In the district’s kindergarten, first and second grade classrooms, teachers use “badging,” where kids don’t get letter grades but badges for different skills and competencies they’ve mastered. For example, in those early elementary grades, a child can earn a badge if they achieve certain literacy and numeracy goals.
Fasick wanted to get the district’s future students more accustomed to that system, so she met with all of the preschool leaders in the area and helped them develop age- and developmentally-appropriate badges for the preschoolers, working backwards from the badges available for kindergarteners. Now, those programs offer badging, too. Kids can earn them for gross motor skills — if they can hop and skip — and for zipping or buttoning their own coats, for sitting still and following directions.

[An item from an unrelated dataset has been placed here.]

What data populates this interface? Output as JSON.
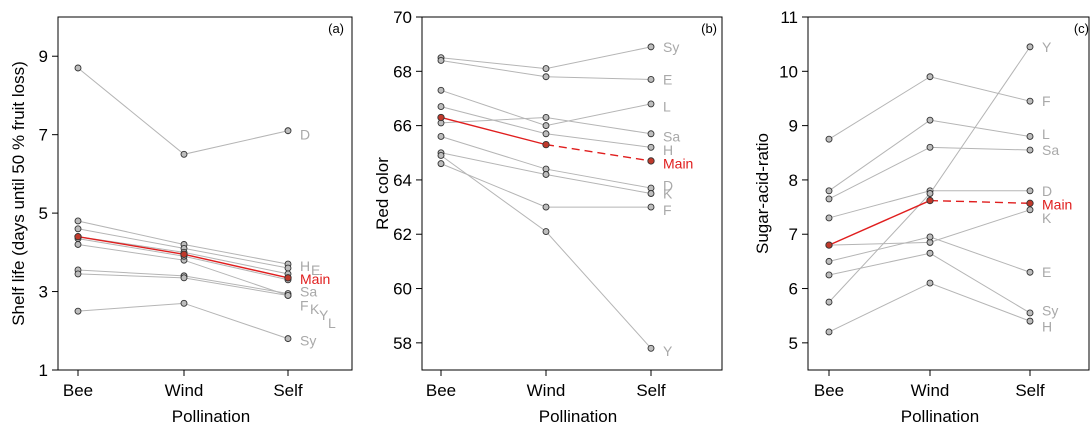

The preschool programs now, Fasick says, “are very aware of what we’re teaching in kindergarten, so they can prepare [the children] for what is going to be happening in kindergarten.”
She adds: “Kids like the badging. It’s something tangible. … Learning is celebrated, which helps a lot.”
As a final push in the lead-up to kindergarten, Manheim Central provides families with “Countdown to Kindergarten” boxes at their kindergarten registration.
Aimee Ketchum, a pediatric occupational therapist and professor of early childhood development at the nearby Cedar Crest College, created the boxes to give families a crash course in everything their child would be expected to know by the time they start kindergarten.
Ideally, the kids have six months to work through all the activities in their box, which includes a planner (detailing two activities to do each month), a pencil box with fine motor manipulatives, seed packets for planting, a ruler to measure the growth of those seeds and eventual flowers, activities and scissors for developing cutting skills, note cards to practice writing their names and an index card and string with which to practice tying a shoe.
Ketchum, who assembles the boxes in her garage with her family, clarifies that they are not intended to replace more formal early learning experiences, but rather to supplement it for those who don’t have access.
“Children need access to high-quality early childhood education, and too many of them aren’t getting it,” she says. “This is an attempt to provide some tools [and] some hands-on activities, and give parents an awareness of what is expected and an opportunity to practice” those skills with their children.
Pretty much every parent and caregiver wants the best for their child, Fasick notes, but many don’t know where to begin. The boxes offer guidance.
“Families are grateful for anything they can get that will help their kid,” Fasick says. “This is an easy way to help them.”